O elevado nível de crédito malparado explica o retrato atual. "A percentagem de empréstimos improdutivos, em que os créditos estão vencidos há mais de 90 dias ou cuja recuperação do é implausível, é muito alta para os bancos portugueses", nos 10,74%. "Isso explica por que os ativos ponderados pelo risco dos bancos portugueses são grandes em proporção aos seus ativos. Muitos ativos de empréstimos de bancos portugueses têm um alto fator de risco".

Os bancos portugueses já não ficam tão mal na fotografia no que toca à cobertura de créditos improdutivos por provisões. Em junho, a taxa de cobertura situava-se em 51,4%, acima da média do conjunto de bancos analisados.

Usando uma outra medida para avaliar a solidez, o estudo avalia a adequação do capital dos bancos face ao total de ativos ou exposição, em vez de comprar com os ativos ponderados pelo risco. Olha então para o índice de alavancagem - definido como capital de nível 1 (Tier 1) dividido pela exposição total. "Os bancos portugueses têm um melhor rácio de alavancagem médio do que os dos principais países europeus", concluiu. "O paradoxo é que os bancos portugueses são menos bem capitalizados em termos do índice de capital CET1, mas melhor do ponto de vista do quociente de alavancagem". O estudo adianta que "a explicação é que os ativos ponderados pelo risco dos bancos portugueses, em percentagem dos ativos não ponderados, são em média mais elevados do que os de muitos outros países europeus". Isto porque, "o risco médio dos ativos bancários em Portugal é superior".
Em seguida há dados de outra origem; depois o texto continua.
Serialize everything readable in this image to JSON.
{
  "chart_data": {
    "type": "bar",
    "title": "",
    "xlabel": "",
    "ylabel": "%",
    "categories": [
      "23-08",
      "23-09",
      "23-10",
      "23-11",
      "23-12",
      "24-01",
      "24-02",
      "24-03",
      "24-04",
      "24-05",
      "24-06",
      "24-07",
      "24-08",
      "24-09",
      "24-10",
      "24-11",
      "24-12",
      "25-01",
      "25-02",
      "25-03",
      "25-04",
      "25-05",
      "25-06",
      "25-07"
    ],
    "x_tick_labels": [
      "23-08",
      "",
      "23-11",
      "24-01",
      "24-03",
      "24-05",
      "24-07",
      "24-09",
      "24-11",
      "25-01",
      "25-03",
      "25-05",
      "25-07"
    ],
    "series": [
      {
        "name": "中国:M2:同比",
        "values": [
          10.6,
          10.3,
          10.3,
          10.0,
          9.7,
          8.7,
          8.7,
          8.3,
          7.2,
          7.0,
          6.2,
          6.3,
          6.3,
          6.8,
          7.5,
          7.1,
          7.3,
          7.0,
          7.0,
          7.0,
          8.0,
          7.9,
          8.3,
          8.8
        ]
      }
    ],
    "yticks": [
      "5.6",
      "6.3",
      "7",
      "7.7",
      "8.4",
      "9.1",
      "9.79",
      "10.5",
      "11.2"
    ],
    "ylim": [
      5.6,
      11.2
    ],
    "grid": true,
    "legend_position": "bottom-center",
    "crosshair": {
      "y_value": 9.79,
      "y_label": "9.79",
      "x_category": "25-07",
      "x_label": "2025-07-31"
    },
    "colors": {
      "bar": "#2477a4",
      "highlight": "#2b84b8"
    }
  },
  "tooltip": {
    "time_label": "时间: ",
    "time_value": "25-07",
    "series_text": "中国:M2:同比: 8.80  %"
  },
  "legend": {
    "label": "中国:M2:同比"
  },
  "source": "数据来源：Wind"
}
E em Portugal, a Caixa Geral de Depósitos apresenta o melhor rácio de alavancagem, de 7,93%. O Banco Montepio tem o pior, de 6,47%. "Mas ainda é um bom rácio comparado a muitos bancos".

Por outro lado, "Os bancos portugueses geralmente apresentam uma exposição média mais baixa aos ativos de nível 2 e nível 3", de maior risco por terem uma avaliação mais incerta nos balanços dos bancos. Uma forte exposição a este tipo de ativos comporta um maior risco para os bancos. Isto porque, em caso de crise, são ativos que podem ser mais difíceis de vender ou cujos preços podem cair face aos valores contabilizados.

Os ativos são classificados por diferentes classes, consoante a fiabilidade da sua avaliação. A melhor categoria - nível 1 - é aquela para a qual os preços dos ativos são observados diretamente no mercado, como acontece com a maioria das ações e títulos. Seguem-se os ativos para os quais não existe um preço diretamente observado no mercado, mas para o qual é possível calcular facilmente um valor com um modelo baseado em outros elementos observados, como taxas de juros. Os swaps de taxa de juros entram nesta categoria. Já os ativos de nível 3 são ativos em que é mais difícil apurar o seu justo valor, como os títulos hipotecários ou derivados complexos.

Um indicador positivo num estudo cujas conclusões mostram uma banca ainda frágil após anos de crise, marcados pelo fecho de balcões e de milhares de despedimentos.